The results of this research have been presented to representatives from a number of major electric utilities throughout the U.S.
impact statement issue
The potential role of demand and price response is expanding beyond their traditional use as supplemental capacity resources. The dispatch of load by a central system entity to maintain system or localized reliability requirements is expanding due to the introduction of Smart Meters that enable a high degree of integration of curtailable loads into system operations.
These same technologies enable consumers and businesses to enroll in dynamic pricing programs that offer lower cost as long as electric loads can be scheduled around high price periods. The value of demand response as an integrated system resource may rise as the amount of intermittent renewable resources rise to provide short-term balancing resources.
As a result, demand and price response is more frequently cited as a reason for making system investments in Smart Grid infrastructure because these investments are seen as enabling factors. Since they enable demand and price response, analysts are inclined to attribute the resulting benefits to the investment as an offset against the cost. However, doing
so requires assigning a value to temporal changes in consumption (kW and kWh) and monetizing derivative benefits such as externalities and macroeconomic impacts.
impact statement response
A conceptual framework was developed to describe how capacity supply is influenced by programs that allow customers to express their demand for reliability. The framework demonstrated that if the demand for reliability is not inelastic--that instead at least some consumers would elect a level that is lower or higher than the universally imposed standard at prevailing supply costs--then the efficiency of electricity markets can be improved by implementing measures that reveal those preferences.
The benefits appear to be equally achievable by having consumers elect the desired level of reliability by nominating a firm supply and providing that level, or by allowing them to bid to supply capacity through demand response. However, an administratively fashioned capacity demand curve improves market performance only if it is in fact truly characteristic of underlying consumer preferences. This likely would be the case only by chance unless it was rigorously constructed for revealed or stated preferences.
The benefits associated with demand response as a capacity resource are reductions in dead-weight losses. In the context of this framework, they were portrayed as areas between supply and demand curves in unspecified price and quantity space. This provides a characterization of the factors that determine the relative size of the benefits under alternative market supply and demand conditions. But this portrayal does not indicate the nominal level of the efficiency improvement that can be associated with demand response, or the actual monetary benefits that would accrue to program participants.
The actual level of benefits is important to know because it serves as a measure against which the costs of implementing market changes should be compared. There may be instances where the gains are too modest to justify the cost, or vice versa. Also, there are number of ways in which market restructuring can be undertaken, and stakeholders should know the net benefits when choosing among them.

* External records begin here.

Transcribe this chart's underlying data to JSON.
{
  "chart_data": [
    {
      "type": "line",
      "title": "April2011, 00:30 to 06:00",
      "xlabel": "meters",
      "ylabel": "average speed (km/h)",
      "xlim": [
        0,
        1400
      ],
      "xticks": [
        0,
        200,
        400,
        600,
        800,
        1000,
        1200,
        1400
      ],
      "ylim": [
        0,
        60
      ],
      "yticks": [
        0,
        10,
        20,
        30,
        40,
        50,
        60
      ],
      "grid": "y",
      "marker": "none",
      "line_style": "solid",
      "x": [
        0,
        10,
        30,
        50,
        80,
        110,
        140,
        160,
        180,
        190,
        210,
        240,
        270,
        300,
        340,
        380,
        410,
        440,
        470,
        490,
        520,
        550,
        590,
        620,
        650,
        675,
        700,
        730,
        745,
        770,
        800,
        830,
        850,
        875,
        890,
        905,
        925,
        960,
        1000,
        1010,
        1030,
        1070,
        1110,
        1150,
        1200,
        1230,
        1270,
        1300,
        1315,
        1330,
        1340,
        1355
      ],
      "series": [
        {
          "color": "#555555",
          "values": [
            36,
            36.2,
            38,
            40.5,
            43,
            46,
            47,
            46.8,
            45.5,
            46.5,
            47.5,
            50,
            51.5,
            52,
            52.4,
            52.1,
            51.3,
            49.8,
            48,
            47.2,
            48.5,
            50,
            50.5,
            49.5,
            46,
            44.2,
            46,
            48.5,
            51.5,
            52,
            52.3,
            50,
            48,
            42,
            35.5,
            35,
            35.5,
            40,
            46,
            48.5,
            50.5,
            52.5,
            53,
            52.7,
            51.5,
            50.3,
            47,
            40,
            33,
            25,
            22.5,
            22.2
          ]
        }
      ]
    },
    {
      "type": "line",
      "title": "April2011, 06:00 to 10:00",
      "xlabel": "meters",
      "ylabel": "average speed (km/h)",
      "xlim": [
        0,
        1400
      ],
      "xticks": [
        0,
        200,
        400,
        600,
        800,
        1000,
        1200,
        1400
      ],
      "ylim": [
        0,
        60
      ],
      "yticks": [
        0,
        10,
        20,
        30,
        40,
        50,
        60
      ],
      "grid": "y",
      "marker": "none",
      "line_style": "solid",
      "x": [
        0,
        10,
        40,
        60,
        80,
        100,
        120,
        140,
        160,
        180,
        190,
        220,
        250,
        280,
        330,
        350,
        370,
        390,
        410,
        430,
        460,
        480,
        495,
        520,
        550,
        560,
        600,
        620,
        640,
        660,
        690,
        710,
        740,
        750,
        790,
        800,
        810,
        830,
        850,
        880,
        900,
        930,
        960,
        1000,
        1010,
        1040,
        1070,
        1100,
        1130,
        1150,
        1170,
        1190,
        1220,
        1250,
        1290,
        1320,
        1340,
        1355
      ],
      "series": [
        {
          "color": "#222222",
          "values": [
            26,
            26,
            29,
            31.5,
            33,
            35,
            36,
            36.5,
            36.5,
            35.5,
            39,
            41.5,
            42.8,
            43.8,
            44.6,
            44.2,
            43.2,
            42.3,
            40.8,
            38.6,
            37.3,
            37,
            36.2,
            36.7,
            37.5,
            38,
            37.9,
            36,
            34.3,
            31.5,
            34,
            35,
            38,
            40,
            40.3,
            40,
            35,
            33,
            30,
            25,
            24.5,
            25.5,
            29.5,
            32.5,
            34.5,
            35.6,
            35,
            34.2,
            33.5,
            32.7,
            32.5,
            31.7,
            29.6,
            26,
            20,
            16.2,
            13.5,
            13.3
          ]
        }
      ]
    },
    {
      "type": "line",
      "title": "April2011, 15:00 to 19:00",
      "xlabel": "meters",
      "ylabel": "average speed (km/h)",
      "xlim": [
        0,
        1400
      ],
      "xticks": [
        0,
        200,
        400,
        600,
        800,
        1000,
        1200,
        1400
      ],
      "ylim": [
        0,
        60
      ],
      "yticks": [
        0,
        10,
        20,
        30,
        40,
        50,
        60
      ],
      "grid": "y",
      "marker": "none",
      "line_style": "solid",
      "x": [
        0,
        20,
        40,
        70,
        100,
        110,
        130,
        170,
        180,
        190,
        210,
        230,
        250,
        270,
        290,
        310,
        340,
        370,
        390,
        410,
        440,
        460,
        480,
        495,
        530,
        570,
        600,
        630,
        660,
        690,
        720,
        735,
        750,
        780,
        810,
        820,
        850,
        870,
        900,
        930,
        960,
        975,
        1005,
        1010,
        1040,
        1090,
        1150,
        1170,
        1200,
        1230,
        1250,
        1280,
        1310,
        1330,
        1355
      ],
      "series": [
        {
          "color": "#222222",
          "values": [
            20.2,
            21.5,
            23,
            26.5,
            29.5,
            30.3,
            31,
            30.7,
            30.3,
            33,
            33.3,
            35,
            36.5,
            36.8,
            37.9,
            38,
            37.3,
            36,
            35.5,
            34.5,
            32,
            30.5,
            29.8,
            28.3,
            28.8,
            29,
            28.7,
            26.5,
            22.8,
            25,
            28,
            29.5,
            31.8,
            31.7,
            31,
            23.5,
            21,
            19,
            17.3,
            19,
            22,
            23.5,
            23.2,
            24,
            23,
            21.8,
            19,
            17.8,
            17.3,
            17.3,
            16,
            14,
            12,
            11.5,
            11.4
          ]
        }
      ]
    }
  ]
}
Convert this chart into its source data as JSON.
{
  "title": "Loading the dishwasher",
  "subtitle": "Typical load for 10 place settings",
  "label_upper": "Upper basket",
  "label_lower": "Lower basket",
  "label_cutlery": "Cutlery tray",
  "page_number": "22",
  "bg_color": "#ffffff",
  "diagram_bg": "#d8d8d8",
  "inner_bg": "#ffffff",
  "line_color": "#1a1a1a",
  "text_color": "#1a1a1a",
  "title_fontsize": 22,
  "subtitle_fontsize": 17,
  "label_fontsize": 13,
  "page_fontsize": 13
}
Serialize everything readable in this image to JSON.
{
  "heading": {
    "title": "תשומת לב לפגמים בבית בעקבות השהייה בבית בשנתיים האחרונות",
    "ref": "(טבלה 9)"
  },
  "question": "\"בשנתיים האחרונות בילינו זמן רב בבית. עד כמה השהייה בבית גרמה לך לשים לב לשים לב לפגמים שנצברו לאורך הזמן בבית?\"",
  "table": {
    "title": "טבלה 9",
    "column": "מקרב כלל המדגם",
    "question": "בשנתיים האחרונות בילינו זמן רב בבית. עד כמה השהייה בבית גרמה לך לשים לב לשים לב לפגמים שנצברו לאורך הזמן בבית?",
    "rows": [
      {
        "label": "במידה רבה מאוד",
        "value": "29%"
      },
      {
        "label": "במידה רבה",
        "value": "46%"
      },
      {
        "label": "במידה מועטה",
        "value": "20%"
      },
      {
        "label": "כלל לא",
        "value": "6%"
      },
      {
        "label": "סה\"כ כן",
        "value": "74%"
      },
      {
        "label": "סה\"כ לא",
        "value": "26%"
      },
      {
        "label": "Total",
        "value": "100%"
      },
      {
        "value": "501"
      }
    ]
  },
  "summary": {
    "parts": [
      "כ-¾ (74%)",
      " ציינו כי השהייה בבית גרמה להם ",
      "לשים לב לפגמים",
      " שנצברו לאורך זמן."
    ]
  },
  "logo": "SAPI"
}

The next step in the line of research is to develop an empirical version of the conceptual framework. This involves estimating supply and demand equations that are structurally consistent with the conceptual model but are flexible enough take into account the many factors that distinguish electricity markets.
impact statement summary
A conceptual framework was developed to describe how capacity supply is influenced by programs that allow customers to express their demand for reliability. The framework demonstrated that if the demand for reliability is not inelastic, at least some consumers would elect a level that is lower or higher than the universally imposed standard at prevailing supply costs. The efficiency of electricity markets can then be improved by implementing measures that reveal those preferences.